Review Naglfar – Sheol

  • Label: Century Media
  • Veröffentlicht: 2003
  • Spielart: Black Metal

Als Kristoffer Olivius bei NAGLFAR 2005 vom Bass ans Mikrofon wechselte, konnte er nicht alle Fans direkt begeistern – obwohl er als Sänger bei Setherial bereits mehrfach sein Können unter Beweis gestellt hatte. Der Grund dürfte vor allem auf „Sheol“ zu suchen sein: Das 2003 erschienene, letzte Album mit Sänger Jens Rydén ist ein Meisterwerk hasserfüllten Black Metals, wie man selbst aus Schweden nicht unendlich viele zu hören bekommen hat.

Denn tatsächlich verspricht das stimmungsvoll bösartige Artwork nicht zu viel: Direkt der Opener „I Am Vengeance“ lässt bildlich gesprochen kein Fleisch am Knochen. Dafür sorgen der schneidende, weit in den Vordergrund gemixte Gesang und die nicht minder scharf abgemischten Gitarren sägen mit der Energie der auf dem Cover abgebildeten Kreissäge. Und was dann noch übrig ist, prügelt Mattias Grahn zu Staub.

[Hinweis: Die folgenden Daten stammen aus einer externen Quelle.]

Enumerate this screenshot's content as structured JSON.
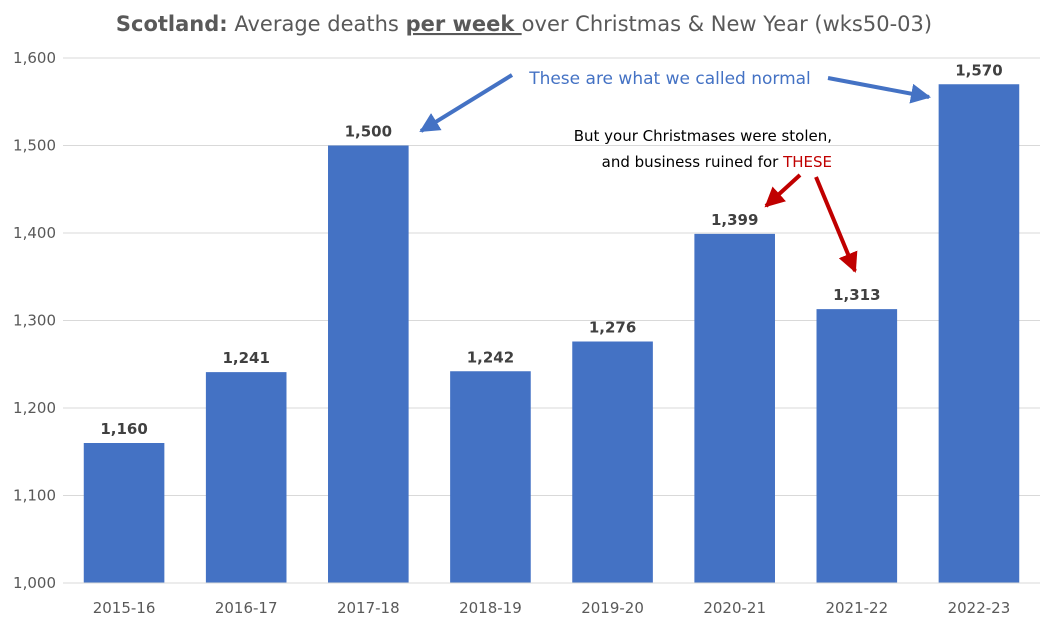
{
  "chart_data": {
    "type": "bar",
    "title_parts": {
      "region": "Scotland:",
      "prefix": " Average deaths ",
      "emphasis": "per week ",
      "suffix": "over Christmas & New Year (wks50-03)"
    },
    "categories": [
      "2015-16",
      "2016-17",
      "2017-18",
      "2018-19",
      "2019-20",
      "2020-21",
      "2021-22",
      "2022-23"
    ],
    "values": [
      1160,
      1241,
      1500,
      1242,
      1276,
      1399,
      1313,
      1570
    ],
    "data_labels": [
      "1,160",
      "1,241",
      "1,500",
      "1,242",
      "1,276",
      "1,399",
      "1,313",
      "1,570"
    ],
    "y_ticks": [
      1000,
      1100,
      1200,
      1300,
      1400,
      1500,
      1600
    ],
    "y_tick_labels": [
      "1,000",
      "1,100",
      "1,200",
      "1,300",
      "1,400",
      "1,500",
      "1,600"
    ],
    "ylim": [
      1000,
      1600
    ],
    "xlabel": "",
    "ylabel": "",
    "grid": true,
    "annotations": {
      "normal_note": "These are what we called normal",
      "stolen_line1": "But your Christmases were stolen,",
      "stolen_line2_prefix": "and business ruined for ",
      "stolen_line2_highlight": "THESE"
    },
    "colors": {
      "bar": "#4472C4",
      "grid": "#D9D9D9",
      "arrow_blue": "#4472C4",
      "arrow_red": "#C00000"
    }
  }
}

Doch NAGLFAR bleiben nach dem Death-Metal-Ausflug mit „Diabolical“ bei aller Rabiatheit dem melodischen Black Metal treu: Auch in ihren Uptempo-Riffs verstecken die Schweden immer wieder schmissige Leads, eingängige Melodien und virtuose Soli. Vor allem aber zeigen NAGLFAR auf „Sheol“ mehr als auf allen Alben davor ihr Geschick in Sachen Songwriting: Fließend gehen hier rasante in ruhige Passagen über („Abysmal Descent“), stets passt der Gesang vom Rhythmus her perfekt zur Musik („Of Gorgons Psawned Through Witchcraft“), sodass „Sheol“ den Hörer über seine 43 Minuten Spielzeit hinweg nicht nur bestens unterhält, sondern mit seiner Dynamik auch direkt mitreißt.

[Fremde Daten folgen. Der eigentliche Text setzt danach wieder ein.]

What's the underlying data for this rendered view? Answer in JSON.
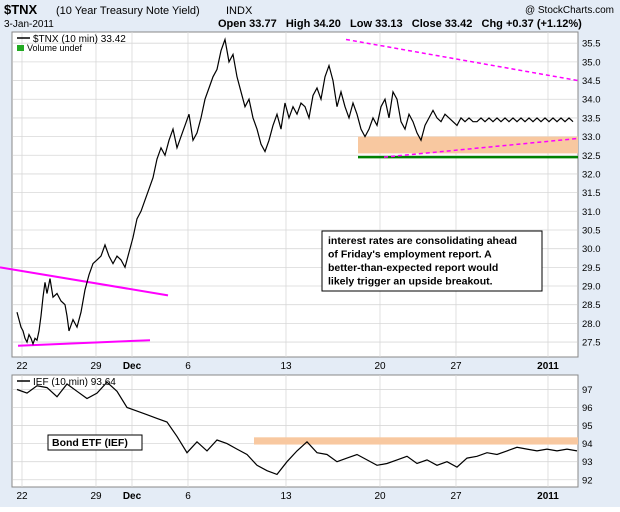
{
  "header": {
    "symbol": "$TNX",
    "description": "(10 Year Treasury Note Yield)",
    "exchange": "INDX",
    "date": "3-Jan-2011",
    "ohlc": "Open 33.77   High 34.20   Low 33.13   Close 33.42   Chg +0.37 (+1.12%)",
    "source": "@ StockCharts.com"
  },
  "chart_data": [
    {
      "type": "line",
      "legend": [
        "$TNX (10 min) 33.42",
        "Volume undef"
      ],
      "x_ticks": [
        "22",
        "29",
        "Dec",
        "6",
        "13",
        "20",
        "27",
        "2011"
      ],
      "y_ticks": [
        "27.5",
        "28.0",
        "28.5",
        "29.0",
        "29.5",
        "30.0",
        "30.5",
        "31.0",
        "31.5",
        "32.0",
        "32.5",
        "33.0",
        "33.5",
        "34.0",
        "34.5",
        "35.0",
        "35.5"
      ],
      "ylim": [
        27.1,
        35.8
      ],
      "series": [
        {
          "name": "$TNX (10 min)",
          "x": [
            0,
            2,
            4,
            6,
            8,
            10,
            12,
            14,
            16,
            18,
            20,
            22,
            24,
            26,
            28,
            30,
            33,
            36,
            40,
            44,
            48,
            50,
            52,
            56,
            60,
            64,
            68,
            72,
            76,
            80,
            84,
            88,
            92,
            96,
            100,
            104,
            108,
            112,
            116,
            120,
            124,
            128,
            132,
            136,
            140,
            144,
            148,
            152,
            156,
            160,
            164,
            168,
            172,
            176,
            180,
            184,
            188,
            192,
            196,
            200,
            204,
            208,
            212,
            216,
            220,
            224,
            228,
            232,
            236,
            240,
            244,
            248,
            252,
            256,
            260,
            264,
            268,
            272,
            276,
            280,
            284,
            288,
            292,
            296,
            300,
            304,
            308,
            312,
            316,
            320,
            324,
            328,
            332,
            336,
            340,
            344,
            348,
            352,
            356,
            360,
            364,
            368,
            372,
            376,
            380,
            384,
            388,
            392,
            396,
            400,
            404,
            408,
            412,
            416,
            420,
            424,
            428,
            432,
            436,
            440,
            444,
            448,
            452,
            456,
            460,
            464,
            468,
            472,
            476,
            480,
            484,
            488,
            492,
            496,
            500,
            504,
            508,
            512,
            516,
            520,
            524,
            528,
            532,
            536,
            540,
            544,
            548,
            552,
            556
          ],
          "values": [
            28.3,
            28.1,
            27.9,
            27.8,
            27.6,
            27.5,
            27.7,
            27.6,
            27.45,
            27.6,
            27.55,
            27.8,
            28.2,
            28.7,
            29.1,
            28.8,
            29.2,
            28.7,
            28.8,
            28.6,
            28.5,
            28.2,
            27.8,
            28.1,
            27.9,
            28.3,
            28.9,
            29.3,
            29.6,
            29.7,
            29.8,
            30.1,
            29.8,
            29.6,
            29.8,
            29.7,
            29.5,
            29.9,
            30.3,
            30.8,
            31.0,
            31.3,
            31.6,
            31.9,
            32.4,
            32.7,
            32.5,
            32.9,
            33.2,
            32.7,
            33.0,
            33.3,
            33.6,
            32.9,
            33.1,
            33.5,
            34.0,
            34.3,
            34.6,
            34.8,
            35.3,
            35.6,
            35.0,
            35.2,
            34.6,
            34.2,
            33.8,
            34.0,
            33.5,
            33.2,
            32.8,
            32.6,
            32.9,
            33.3,
            33.6,
            33.2,
            33.9,
            33.5,
            33.8,
            33.6,
            33.9,
            33.8,
            33.5,
            34.1,
            34.3,
            34.0,
            34.6,
            34.9,
            34.5,
            33.8,
            34.2,
            33.8,
            33.5,
            33.9,
            33.6,
            33.2,
            33.0,
            33.2,
            33.5,
            33.3,
            33.8,
            34.0,
            33.5,
            34.2,
            34.0,
            33.4,
            33.2,
            33.6,
            33.4,
            33.1,
            32.9,
            33.3,
            33.5,
            33.7,
            33.5,
            33.4,
            33.6,
            33.5,
            33.4,
            33.3,
            33.5,
            33.4,
            33.5,
            33.4,
            33.4,
            33.5,
            33.4,
            33.5,
            33.4,
            33.5,
            33.4,
            33.5,
            33.4,
            33.5,
            33.4,
            33.5,
            33.4,
            33.5,
            33.4,
            33.5,
            33.4,
            33.5,
            33.4,
            33.5,
            33.4,
            33.5,
            33.4,
            33.5,
            33.4
          ]
        }
      ],
      "annotation": "interest rates are consolidating ahead of Friday's employment report. A better-than-expected report would likely trigger an upside breakout.",
      "colors": {
        "price": "#000000",
        "trendline": "#ff00ff",
        "support": "#008000",
        "zone": "#f8c8a0"
      }
    },
    {
      "type": "line",
      "legend": [
        "IEF (10 min) 93.64"
      ],
      "label": "Bond ETF (IEF)",
      "x_ticks": [
        "22",
        "29",
        "Dec",
        "6",
        "13",
        "20",
        "27",
        "2011"
      ],
      "y_ticks": [
        "92",
        "93",
        "94",
        "95",
        "96",
        "97"
      ],
      "ylim": [
        91.6,
        97.8
      ],
      "series": [
        {
          "name": "IEF (10 min)",
          "x": [
            0,
            10,
            20,
            30,
            40,
            50,
            60,
            70,
            80,
            90,
            100,
            110,
            120,
            130,
            140,
            150,
            160,
            170,
            180,
            190,
            200,
            210,
            220,
            230,
            240,
            250,
            260,
            270,
            280,
            290,
            300,
            310,
            320,
            330,
            340,
            350,
            360,
            370,
            380,
            390,
            400,
            410,
            420,
            430,
            440,
            450,
            460,
            470,
            480,
            490,
            500,
            510,
            520,
            530,
            540,
            550,
            560
          ],
          "values": [
            97.0,
            96.8,
            97.2,
            97.1,
            96.6,
            97.3,
            96.9,
            96.5,
            96.8,
            97.4,
            96.9,
            96.0,
            95.8,
            95.6,
            95.4,
            95.2,
            94.4,
            93.5,
            94.1,
            93.6,
            94.2,
            94.0,
            93.7,
            93.4,
            92.8,
            92.5,
            92.3,
            93.0,
            93.6,
            94.1,
            93.5,
            93.4,
            93.0,
            93.2,
            93.4,
            93.1,
            92.8,
            92.9,
            93.1,
            93.3,
            92.9,
            93.1,
            92.8,
            93.0,
            92.7,
            93.2,
            93.3,
            93.5,
            93.4,
            93.6,
            93.8,
            93.7,
            93.6,
            93.7,
            93.6,
            93.7,
            93.6
          ]
        }
      ],
      "colors": {
        "price": "#000000",
        "resistance": "#f8c8a0"
      }
    }
  ]
}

Akzente setzen NAGLFAR durch subtil und maßvoll eingestreute Synthesizer und Pianospuren – ins Kitschige oder gar Symphonische rutschen die Schweden dabei jedoch zu keiner Sekunde ab. Einzig die wilden Sologirlanden, in die „Unleash Hell“ gewickelt ist, sind hart an der Grenze zum Kitsch – erfüllen jedoch als Kontrast-Effekt im ansonsten schnörkellosen Song klar ihren Zweck.

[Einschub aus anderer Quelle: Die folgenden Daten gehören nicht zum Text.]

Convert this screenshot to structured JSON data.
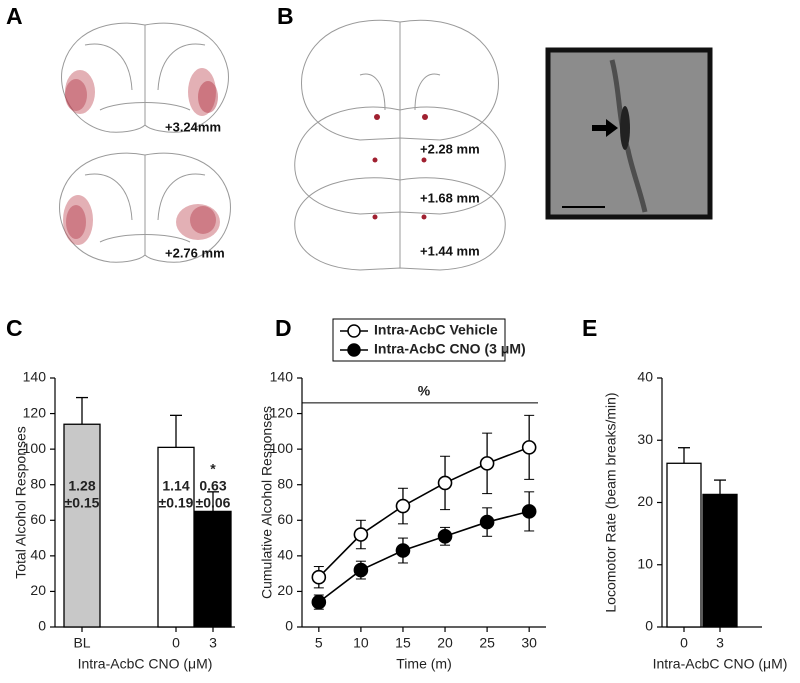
{
  "panels": [
    {
      "label": "A",
      "levels": [
        "+3.24mm",
        "+2.76 mm"
      ]
    },
    {
      "label": "B",
      "levels": [
        "+2.28 mm",
        "+1.68 mm",
        "+1.44 mm"
      ]
    }
  ],
  "chart_data": [
    {
      "type": "bar",
      "panel_label": "C",
      "categories": [
        "BL",
        "0",
        "3"
      ],
      "values": [
        114,
        101,
        65
      ],
      "errors": [
        15,
        18,
        11
      ],
      "colors": [
        "#c8c8c8",
        "#ffffff",
        "#000000"
      ],
      "bar_notes": [
        [
          "1.28",
          "±0.15"
        ],
        [
          "1.14",
          "±0.19"
        ],
        [
          "0.63",
          "±0.06"
        ]
      ],
      "stars": [
        null,
        null,
        "*"
      ],
      "ylim": [
        0,
        140
      ],
      "yticks": [
        0,
        20,
        40,
        60,
        80,
        100,
        120,
        140
      ],
      "ylabel": "Total Alcohol Responses",
      "xlabel": "Intra-AcbC CNO (μM)"
    },
    {
      "type": "line",
      "panel_label": "D",
      "x": [
        5,
        10,
        15,
        20,
        25,
        30
      ],
      "series": [
        {
          "name": "Intra-AcbC Vehicle",
          "color": "#ffffff",
          "values": [
            28,
            52,
            68,
            81,
            92,
            101
          ],
          "errors": [
            6,
            8,
            10,
            15,
            17,
            18
          ]
        },
        {
          "name": "Intra-AcbC CNO (3 μM)",
          "color": "#000000",
          "values": [
            14,
            32,
            43,
            51,
            59,
            65
          ],
          "errors": [
            4,
            5,
            7,
            5,
            8,
            11
          ]
        }
      ],
      "annotation": {
        "text": "%",
        "y": 126
      },
      "xlim": [
        3,
        32
      ],
      "xticks": [
        5,
        10,
        15,
        20,
        25,
        30
      ],
      "ylim": [
        0,
        140
      ],
      "yticks": [
        0,
        20,
        40,
        60,
        80,
        100,
        120,
        140
      ],
      "ylabel": "Cumulative Alcohol Responses",
      "xlabel": "Time (m)"
    },
    {
      "type": "bar",
      "panel_label": "E",
      "categories": [
        "0",
        "3"
      ],
      "values": [
        26.3,
        21.3
      ],
      "errors": [
        2.5,
        2.3
      ],
      "colors": [
        "#ffffff",
        "#000000"
      ],
      "ylim": [
        0,
        40
      ],
      "yticks": [
        0,
        10,
        20,
        30,
        40
      ],
      "ylabel": "Locomotor Rate (beam breaks/min)",
      "xlabel": "Intra-AcbC CNO (μM)"
    }
  ]
}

Und ja, was Jens Rydén hier abliefert, ist – auch ganz ohne hochstilisierten Vergleich mit Kris‘ Gesang auf den späteren Alben – nichts weniger als eine Meisterleistung: Denn seine Vocals sind nicht nur selten gehört fies und aggressiv, sondern dabei (für Black Metal) auch noch überraschend verständlich. Wem da nicht das Herz aufgeht, der ist für dieses Genre wohl (noch) nicht zu begeistern.

Bis heute haben es NAGLFAR nicht zum Bekanntheitsgrad von etwa Dark Funeral, Cradle Of Filth, Marduk oder Gorgoroth gebracht – obwohl all diese Bands quasi zur gleichen Zeit gegründet wurden, und obwohl NAGLFAR mit „Vittra“ ein vielbeachtetes Debüt vorgelegt hatten. Die Ursache dafür lässt sich vielleicht in ihrem Ausflug in Richtung Death Metal („Diabolical“) oder Rydéns Ausstieg suchen – mit Sicherheit jedoch nicht in der Musik: Schließlich vereint „Sheol“ die perfekt Bösartigkeit von Marduk mit der Melodik von Dark Funeral oder (alten) Cradle Of Filth. Ein bis heute unterschätztes Meisterwerk des Zweite-Welle-Black-Metal!